Von unserer Villa sind alle wichtige Punkte in 10 Minuten zu Fuss zu erreichen

Der Viertel zwischen die Landungsbrücke Bélisaire und der Leuchtturm ist der Anfang vom eigentlichen Cap Ferret, das Teil der Halbinsel, wo man zu Fuss sowohl zum Ozean als auch zur Bucht gehen kann. Wenn man der Markt als weiteren Ziel berücksichtigt, ergibt sich bis zum Mimbeau ein Gebiet, was echten Erholung sichert, denn alles kann man in aller Ruhe zu Fuss erledigen. Glauben Sie mir, sie wohlen nicht in Hochsommer hier das Auto nehmen.

Das Haus selbst ist weg vom Rummel, bis auf eine kleine Residenz gibt es hier nur Villen unter den Kiefern

Das Wichtigste zuerst: die Strände. Dafür sind sie ja wahrscheinlich auch da.

Auf die Bucht-Seite sind die ruhigen Familienstrände. Übrigens, das Bild links wurde im Juli abfotografiert. Vergleichen Sie das mit der Côte d'Azur oder die Costa Brava.

Dort haben Sie auch den Club Mickey, der den dankbaren Eltern ein paar Stunden Ruhe gibt.

Das Wasser in der Bucht ist genauso sauber wie die im Ozean, dank unseren starken Gezeiten, aber wärmer und viel ruhiger.
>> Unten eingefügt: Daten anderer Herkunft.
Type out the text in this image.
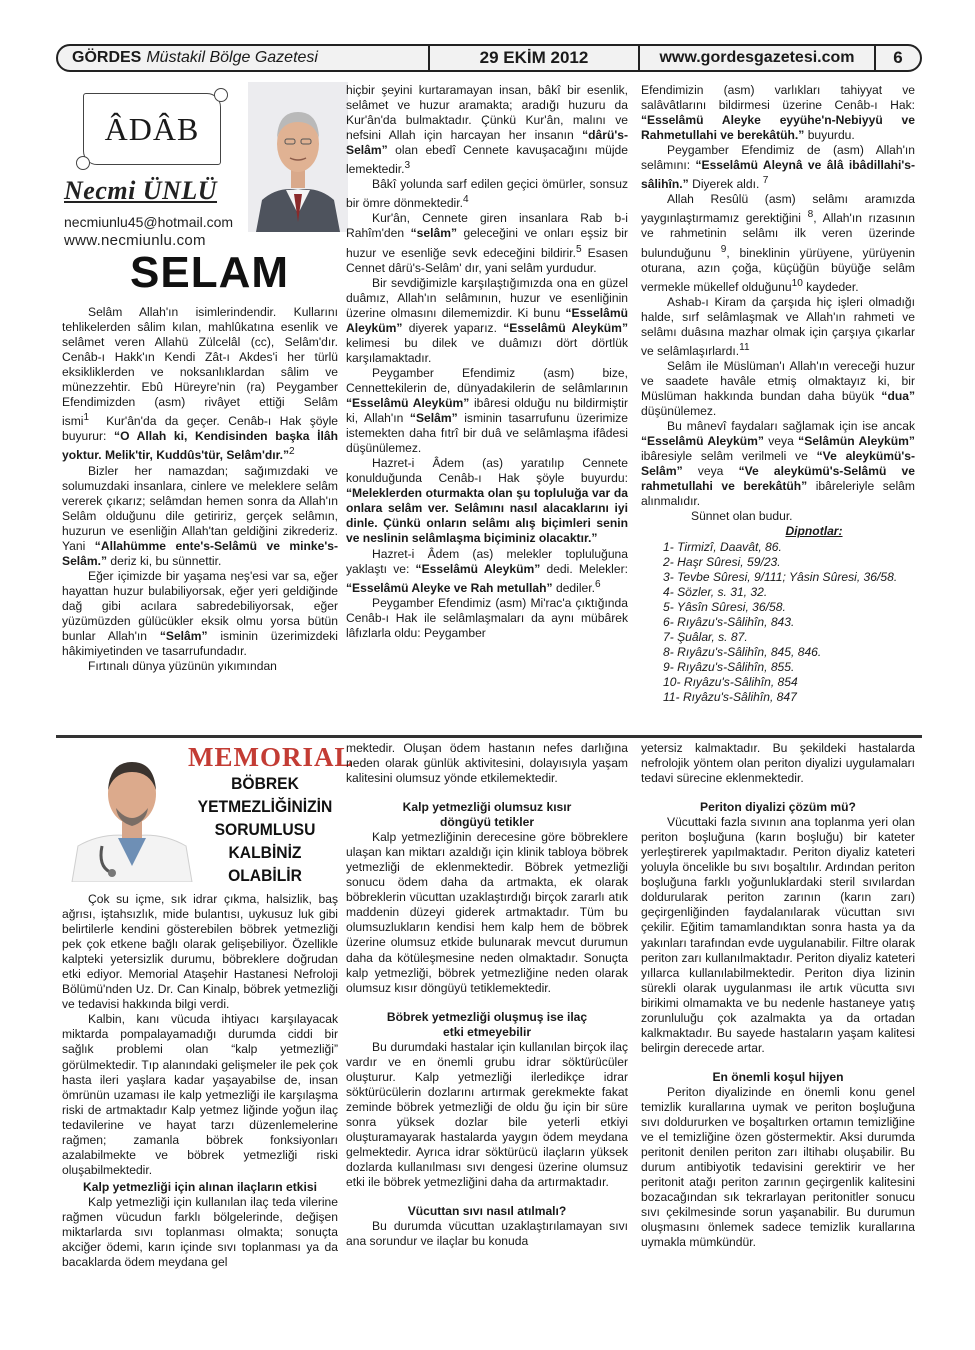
GÖRDES Müstakil Bölge Gazetesi	29 EKİM 2012	www.gordesgazetesi.com	6
ÂDÂB
Necmi ÜNLÜ
necmiunlu45@hotmail.com
www.necmiunlu.com
SELAM

Selâm Allah'ın isimlerindendir. Kullarını tehlikelerden sâlim kılan, mahlûkatına esenlik ve selâmet veren Allahü Zülcelâl (cc), Selâm'dır. Cenâb-ı Hakk'ın Kendi Zât-ı Akdes'i her türlü eksikliklerden ve noksanlıklardan sâlim ve münezzehtir. Ebû Hüreyre'nin (ra) Peygamber Efendimizden (asm) rivâyet ettiği Selâm ismi$^1$ Kur'ân'da da geçer. Cenâb-ı Hak şöyle buyurur: “O Allah ki, Kendisinden başka İlâh yoktur. Melik'tir, Kuddûs'tür, Selâm'dır.”$^2$

Bizler her namazdan; sağımızdaki ve solumuzdaki insanlara, cinlere ve meleklere selâm vererek çıkarız; selâmdan hemen sonra da Allah'ın Selâm olduğunu dile getiririz, gerçek selâmın, huzurun ve esenliğin Allah'tan geldiğini zikrederiz. Yani “Allahümme ente's-Selâmü ve minke's-Selâm.” deriz ki, bu sünnettir.

Eğer içimizde bir yaşama neş'esi var sa, eğer hayattan huzur bulabiliyorsak, eğer yeri geldiğinde dağ gibi acılara sabredebiliyorsak, eğer yüzümüzden gülücükler eksik olmu yorsa bütün bunlar Allah'ın “Selâm” isminin üzerimizdeki hâkimiyetinden ve tasarrufundadır.

Fırtınalı dünya yüzünün yıkımından

hiçbir şeyini kurtaramayan insan, bâkî bir esenlik, selâmet ve huzur aramakta; aradığı huzuru da Kur'ân'da bulmaktadır. Çünkü Kur'ân, malını ve nefsini Allah için harcayan her insanın “dârü's-Selâm” olan ebedî Cennete kavuşacağını müjde lemektedir.$^3$

Bâkî yolunda sarf edilen geçici ömürler, sonsuz bir ömre dönmektedir.$^4$

Kur'ân, Cennete giren insanlara Rab b-i Rahîm'den “selâm” geleceğini ve onları eşsiz bir huzur ve esenliğe sevk edeceğini bildirir.$^5$ Esasen Cennet dârü's-Selâm' dır, yani selâm yurdudur.

Bir sevdiğimizle karşılaştığımızda ona en güzel duâmız, Allah'ın selâmının, huzur ve esenliğinin üzerine olmasını dilememizdir. Ki bunu “Esselâmü Aleyküm” diyerek yaparız. “Esselâmü Aleyküm” kelimesi bu dilek ve duâmızı dört dörtlük karşılamaktadır.

Peygamber Efendimiz (asm) bize, Cennettekilerin de, dünyadakilerin de selâmlarının “Esselâmü Aleyküm” ibâresi olduğu nu bildirmiştir ki, Allah'ın “Selâm” isminin tasarrufunu üzerimize istemekten daha fıtrî bir duâ ve selâmlaşma ifâdesi düşünülemez.

Hazret-i Âdem (as) yaratılıp Cennete konulduğunda Cenâb-ı Hak şöyle buyurdu: “Meleklerden oturmakta olan şu topluluğa var da onlara selâm ver. Selâmını nasıl alacaklarını iyi dinle. Çünkü onların selâmı alış biçimleri senin ve neslinin selâmlaşma biçiminiz olacaktır.”

Hazret-i Âdem (as) melekler topluluğuna yaklaştı ve: “Esselâmü Aleyküm” dedi. Melekler: “Esselâmü Aleyke ve Rah metullah” dediler.$^6$

Peygamber Efendimiz (asm) Mi'rac'a çıktığında Cenâb-ı Hak ile selâmlaşmaları da aynı mübârek lâfızlarla oldu: Peygamber

Efendimizin (asm) varlıkları tahiyyat ve salâvâtlarını bildirmesi üzerine Cenâb-ı Hak: “Esselâmü Aleyke eyyühe'n-Nebiyyü ve Rahmetullahi ve berekâtüh.” buyurdu.

Peygamber Efendimiz de (asm) Allah'ın selâmını: “Esselâmü Aleynâ ve âlâ ibâdillahi's-sâlihîn.” Diyerek aldı. $^7$

Allah Resûlü (asm) selâmı aramızda yaygınlaştırmamız gerektiğini $^8$, Allah'ın rızasının ve rahmetinin selâmı ilk veren üzerinde bulunduğunu $^9$, bineklinin yürüyene, yürüyenin oturana, azın çoğa, küçüğün büyüğe selâm vermekle mükellef olduğunu$^{10}$ kaydeder.

Ashab-ı Kiram da çarşıda hiç işleri olmadığı halde, sırf selâmlaşmak ve Allah'ın rahmeti ve selâmı duâsına mazhar olmak için çarşıya çıkarlar ve selâmlaşırlardı.$^{11}$

Selâm ile Müslüman'ı Allah'ın vereceği huzur ve saadete havâle etmiş olmaktayız ki, bir Müslüman hakkında bundan daha büyük “dua” düşünülemez.

Bu mânevî faydaları sağlamak için ise ancak “Esselâmü Aleyküm” veya “Selâmün Aleyküm” ibâresiyle selâm verilmeli ve “Ve aleykümü's-Selâm” veya “Ve aleykümü's-Selâmü ve rahmetullahi ve berekâtüh” ibâreleriyle selâm alınmalıdır.

Sünnet olan budur.

Dipnotlar:
1- Tirmizî, Daavât, 86.
2- Haşr Sûresi, 59/23.
3- Tevbe Sûresi, 9/111; Yâsin Sûresi, 36/58.
4- Sözler, s. 31, 32.
5- Yâsîn Sûresi, 36/58.
6- Rıyâzu's-Sâlihîn, 843.
7- Şuâlar, s. 87.
8- Rıyâzu's-Sâlihîn, 845, 846.
9- Rıyâzu's-Sâlihîn, 855.
10- Rıyâzu's-Sâlihîn, 854
11- Rıyâzu's-Sâlihîn, 847
MEMORIAL
BÖBREK
YETMEZLİĞİNİZİN
SORUMLUSU
KALBİNİZ
OLABİLİR

Çok su içme, sık idrar çıkma, halsizlik, baş ağrısı, iştahsızlık, mide bulantısı, uykusuz luk gibi belirtilerle kendini gösterebilen böbrek yetmezliği pek çok etkene bağlı olarak gelişebiliyor. Özellikle kalpteki yetersizlik durumu, böbreklere doğrudan etki ediyor. Memorial Ataşehir Hastanesi Nefroloji Bölümü'nden Uz. Dr. Can Kinalp, böbrek yetmezliği ve tedavisi hakkında bilgi verdi.

Kalbin, kanı vücuda ihtiyacı karşılayacak miktarda pompalayamadığı durumda ciddi bir sağlık problemi olan “kalp yetmezliği” görülmektedir. Tıp alanındaki gelişmeler ile pek çok hasta ileri yaşlara kadar yaşayabilse de, insan ömrünün uzaması ile kalp yetmezliği ile karşılaşma riski de artmaktadır Kalp yetmez liğinde yoğun ilaç tedavilerine ve hayat tarzı düzenlemelerine rağmen; zamanla böbrek fonksiyonları azalabilmekte ve böbrek yetmezliği riski oluşabilmektedir.

Kalp yetmezliği için alınan ilaçların etkisi

Kalp yetmezliği için kullanılan ilaç teda vilerine rağmen vücudun farklı bölgelerinde, değişen miktarlarda sıvı toplanması olmakta; sonuçta akciğer ödemi, karın içinde sıvı toplanması ya da bacaklarda ödem meydana gel

mektedir. Oluşan ödem hastanın nefes darlığına neden olarak günlük aktivitesini, dolayısıyla yaşam kalitesini olumsuz yönde etkilemektedir.

Kalp yetmezliği olumsuz kısır döngüyü tetikler

Kalp yetmezliğinin derecesine göre böbreklere ulaşan kan miktarı azaldığı için klinik tabloya böbrek yetmezliği de eklenmektedir. Böbrek yetmezliği sonucu ödem daha da artmakta, ek olarak böbreklerin vücuttan uzaklaştırdığı birçok zararlı atık maddenin düzeyi giderek artmaktadır. Tüm bu olumsuzlukların kendisi hem kalp hem de böbrek üzerine olumsuz etkide bulunarak mevcut durumun daha da kötüleşmesine neden olmaktadır. Sonuçta kalp yetmezliği, böbrek yetmezliğine neden olarak olumsuz kısır döngüyü tetiklemektedir.

Böbrek yetmezliği oluşmuş ise ilaç etki etmeyebilir

Bu durumdaki hastalar için kullanılan birçok ilaç vardır ve en önemli grubu idrar söktürücüler oluşturur. Kalp yetmezliği ilerledikçe idrar söktürücülerin dozlarını artırmak gerekmekte fakat zeminde böbrek yetmezliği de oldu ğu için bir süre sonra yüksek dozlar bile yeterli etkiyi oluşturamayarak hastalarda yaygın ödem meydana gelmektedir. Ayrıca idrar söktürücü ilaçların yüksek dozlarda kullanılması sıvı dengesi üzerine olumsuz etki ile böbrek yetmezliğini daha da artırmaktadır.

Vücuttan sıvı nasıl atılmalı?

Bu durumda vücuttan uzaklaştırılamayan sıvı ana sorundur ve ilaçlar bu konuda

yetersiz kalmaktadır. Bu şekildeki hastalarda nefrolojik yöntem olan periton diyalizi uygulamaları tedavi sürecine eklenmektedir.

Periton diyalizi çözüm mü?

Vücuttaki fazla sıvının ana toplanma yeri olan periton boşluğuna (karın boşluğu) bir kateter yerleştirerek yapılmaktadır. Periton diyaliz kateteri yoluyla öncelikle bu sıvı boşaltılır. Ardından periton boşluğuna farklı yoğunluklardaki steril sıvılardan doldurularak periton zarının (karın zarı) geçirgenliğinden faydalanılarak vücuttan sıvı çekilir. Eğitim tamamlandıktan sonra hasta ya da yakınları tarafından evde uygulanabilir. Filtre olarak periton zarı kullanılmaktadır. Periton diyaliz kateteri yıllarca kullanılabilmektedir. Periton diya lizinin sürekli olarak uygulanması ile artık vücutta sıvı birikimi olmamakta ve bu nedenle hastaneye yatış zorunluluğu çok azalmakta ya da ortadan kalkmaktadır. Bu sayede hastaların yaşam kalitesi belirgin derecede artar.

En önemli koşul hijyen

Periton diyalizinde en önemli konu genel temizlik kurallarına uymak ve periton boşluğuna sıvı doldururken ve boşaltırken ortamın temizliğine ve el temizliğine özen göstermektir. Aksi durumda peritonit denilen periton zarı iltihabı oluşabilir. Bu durum antibiyotik tedavisini gerektirir ve her peritonit atağı periton zarının geçirgenlik kalitesini bozacağından sık tekrarlayan peritonitler sonucu sıvı çekilmesinde sorun yaşanabilir. Bu durumun oluşmasını önlemek sadece temizlik kurallarına uymakla mümkündür.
Dort lässt sich gut schwimmen.

 

Stand Up Paddles und See-kajaken sind auch sehr beliebt, denn damit kann man kleine Paradies entdecken, wo kein Boot sich traut.

 

Eine Expedition auf die Leyre und ihre Mündung ist eine einmalige Erfahrung: Man denkt, man wäre in der Amazonas, allerdings ohne Piranhas. (man kann ja halt nicht alles haben).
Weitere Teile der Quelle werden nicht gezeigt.